Talk of irony! Or maybe familiarity? I just arrived home from a two-week vacation and have to be honest. I didn’t read Sally’s post this past Wednesday until yesterday and I’d already written mine for today. Well, she read my mind or maybe I read hers, we know each other that well. We both blogged about journals and journaling! I cross my heart, hope to die, we did NOT touch base on this. I decided to still post mine. It ties into this week’s prompt. Writing your own take. It’s a subject we wrote about in our Telling Tales and Sharing Secrets. The same subject. Different ideas. So, here’s mine.

What came first, the chicken or the egg? It’s an age-old saying we all have probably used at one time or another. I then wonder, what came first, the journal or the writer? Most likely the writer, followed by the journal’s beckoning. I know I have answered its call. I have purchased so many journals, displaying them would look like an art gallery. I love the cover designs, the different types of paper, lined and unlined, the size, the quotes. So, I buy one I can’t be without and write in it for a while, then my eye drifts to another and I pick it up, open the cover, and start writing. Different journals are a candy shop I delight in, lending me my own personal newsletter.

A few weeks ago, I decided to sort my journals into those I’d written in from those that were yet empty. I was on a mission to fill up the “used” ones and move on to those not yet touched. Over the years, I’d labeled journals by dates, travel, and a multitude of other subjects. I began to count how many I had and even surprised myself. There were lots. My first thought was wondering what I’d written so many years ago. 

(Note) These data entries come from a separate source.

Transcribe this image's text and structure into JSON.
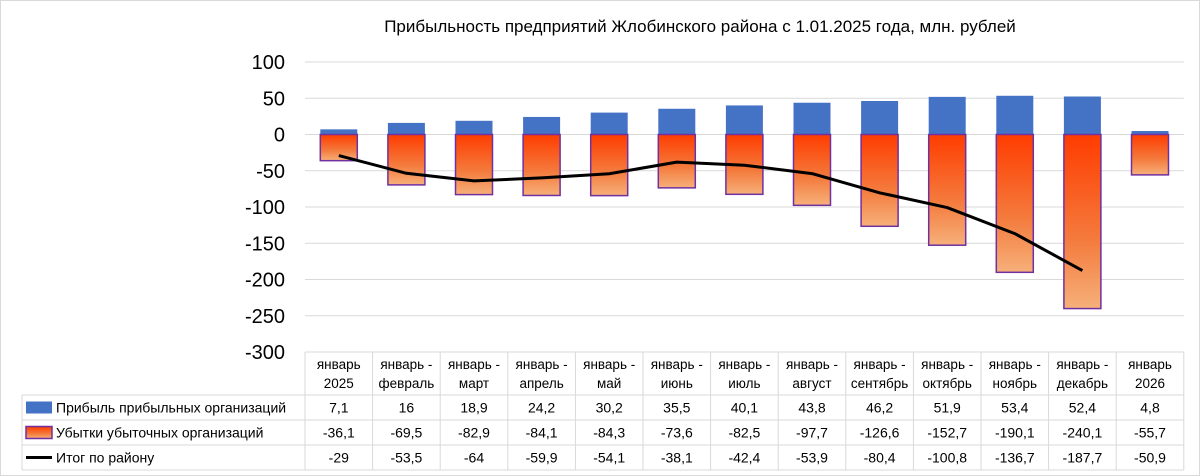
{
  "chart_data": {
    "type": "bar",
    "title": "Прибыльность предприятий Жлобинского района с 1.01.2025 года, млн. рублей",
    "categories": [
      [
        "январь",
        "2025"
      ],
      [
        "январь -",
        "февраль"
      ],
      [
        "январь -",
        "март"
      ],
      [
        "январь -",
        "апрель"
      ],
      [
        "январь -",
        "май"
      ],
      [
        "январь -",
        "июнь"
      ],
      [
        "январь -",
        "июль"
      ],
      [
        "январь -",
        "август"
      ],
      [
        "январь -",
        "сентябрь"
      ],
      [
        "январь -",
        "октябрь"
      ],
      [
        "январь -",
        "ноябрь"
      ],
      [
        "январь -",
        "декабрь"
      ],
      [
        "январь",
        "2026"
      ]
    ],
    "ylim": [
      -300,
      100
    ],
    "yticks": [
      100,
      50,
      0,
      -50,
      -100,
      -150,
      -200,
      -250,
      -300
    ],
    "grid": true,
    "legend_placement": "data-table",
    "series": [
      {
        "name": "Прибыль прибыльных организаций",
        "type": "bar",
        "color": "#4472C4",
        "values": [
          7.1,
          16,
          18.9,
          24.2,
          30.2,
          35.5,
          40.1,
          43.8,
          46.2,
          51.9,
          53.4,
          52.4,
          4.8
        ],
        "labels": [
          "7,1",
          "16",
          "18,9",
          "24,2",
          "30,2",
          "35,5",
          "40,1",
          "43,8",
          "46,2",
          "51,9",
          "53,4",
          "52,4",
          "4,8"
        ]
      },
      {
        "name": "Убытки убыточных организаций",
        "type": "bar",
        "color": "#FF4500",
        "border": "#7030A0",
        "values": [
          -36.1,
          -69.5,
          -82.9,
          -84.1,
          -84.3,
          -73.6,
          -82.5,
          -97.7,
          -126.6,
          -152.7,
          -190.1,
          -240.1,
          -55.7
        ],
        "labels": [
          "-36,1",
          "-69,5",
          "-82,9",
          "-84,1",
          "-84,3",
          "-73,6",
          "-82,5",
          "-97,7",
          "-126,6",
          "-152,7",
          "-190,1",
          "-240,1",
          "-55,7"
        ]
      },
      {
        "name": "Итог по району",
        "type": "line",
        "color": "#000000",
        "values": [
          -29,
          -53.5,
          -64,
          -59.9,
          -54.1,
          -38.1,
          -42.4,
          -53.9,
          -80.4,
          -100.8,
          -136.7,
          -187.7,
          -50.9
        ],
        "labels": [
          "-29",
          "-53,5",
          "-64",
          "-59,9",
          "-54,1",
          "-38,1",
          "-42,4",
          "-53,9",
          "-80,4",
          "-100,8",
          "-136,7",
          "-187,7",
          "-50,9"
        ],
        "line_points": 12
      }
    ]
  }
}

The second thought centered around my children. I knew the journals openly displayed on my bookshelf were nothing so personal they couldn’t be read by family. I had written so many thoughts and feelings. I wanted to share a part of myself and history they didn’t know. What legacy should be left for them? After all, I’m seventy-two and the years ahead are much smaller than those behind.

The third thought was wondering if there were some pages in my journals I wouldn’t want them to read? Our lives had traveled down many roads. Was there any written part that would unnecessarily hurt one of them? Maybe they shouldn’t read everything? I decided to go back to my beginning journal and read each one, which I hadn’t done in years, some never. As I suspected, there were pages that would serve no purpose except to confuse or hurt one or all my children – the time I was unfairly angry at our son and wrote things I never dreamed I would, the time one of our teen-aged daughters threatened to leave home and my written desire to never see her again. I journaled the truth at that time, but it served no purpose now except to hurt. I just plain tore them out. I’ve had no regret. I’m glad the pages have drifted somewhere into the universe. The essence of who I am remains, all emotions included, in my journals. 

I’m not done yet. There are more journals to read, page by page. By the way, did I mention how personally entertaining it is to read what you’ve written nearly forty years ago?

2 thoughts on “Journaling – A Different View

  1. Oh my Jackie. What an undertaking. I started a similar project a year ago but lost steam and it was never completed. You have reignited the flame. Reading old journals allows me to appreciate the arc of my personal journey. I can read how my thoughts or feelings about something I did have evolved. So far I haven’t torn anything up but some pages probably should be. Those pages have inspired new pages about an experience revisited with the mellowing of time. Thank you.

  2. Journaling is meant to be, one way or the other. LOL that you were thinking in the same streamline as I. Collecting different types of journals is like collecting art!